Immediately after giving effect to the conversion price reset, the aggregate number of shares of our Class A Common Stock issuable upon conversion of the Convertible First Lien Notes is 44,422,860, compared to 31,662,240 shares of our Class A Common Stock issuable upon conversion of the Convertible First Lien Notes before giving effect to the conversion price reset.

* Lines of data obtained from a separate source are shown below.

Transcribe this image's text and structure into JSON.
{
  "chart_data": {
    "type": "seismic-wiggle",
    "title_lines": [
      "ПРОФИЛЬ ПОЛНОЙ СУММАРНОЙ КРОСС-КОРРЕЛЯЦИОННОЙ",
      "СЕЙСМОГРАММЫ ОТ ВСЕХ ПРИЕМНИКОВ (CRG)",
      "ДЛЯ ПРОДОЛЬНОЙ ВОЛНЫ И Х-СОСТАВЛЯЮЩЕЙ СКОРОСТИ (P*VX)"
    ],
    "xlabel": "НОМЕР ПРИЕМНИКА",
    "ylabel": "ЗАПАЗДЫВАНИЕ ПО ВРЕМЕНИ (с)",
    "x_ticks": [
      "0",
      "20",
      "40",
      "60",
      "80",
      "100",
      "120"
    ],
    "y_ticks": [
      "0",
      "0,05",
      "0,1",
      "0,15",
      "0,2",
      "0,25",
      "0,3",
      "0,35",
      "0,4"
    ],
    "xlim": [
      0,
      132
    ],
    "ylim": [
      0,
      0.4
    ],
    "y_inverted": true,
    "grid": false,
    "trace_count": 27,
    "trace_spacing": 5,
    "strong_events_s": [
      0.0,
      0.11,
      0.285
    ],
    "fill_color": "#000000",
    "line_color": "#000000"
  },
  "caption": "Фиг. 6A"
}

Pursuant to the Stock Repurchase and Cancellation Agreement (the "Stock Repurchase Agreement") with Wanda Entertainment America, Inc. ("Wanda"), dated as of September 14, 2018, and as a result of the adjustment to the conversion price described in the preceding paragraph, 5,666,000 shares of the Company's Class B Common Stock held by Wanda (the "Forfeiture Shares") will be subject to forfeiture and cancellation upon conversion of the Convertible First Lien Notes by the holders thereof. The terms of the Stock Repurchase Agreement that provide for the forfeiture and cancellation of the Forfeiture Shares were intended to partially offset the dilution resulting from the conversion price reset provision.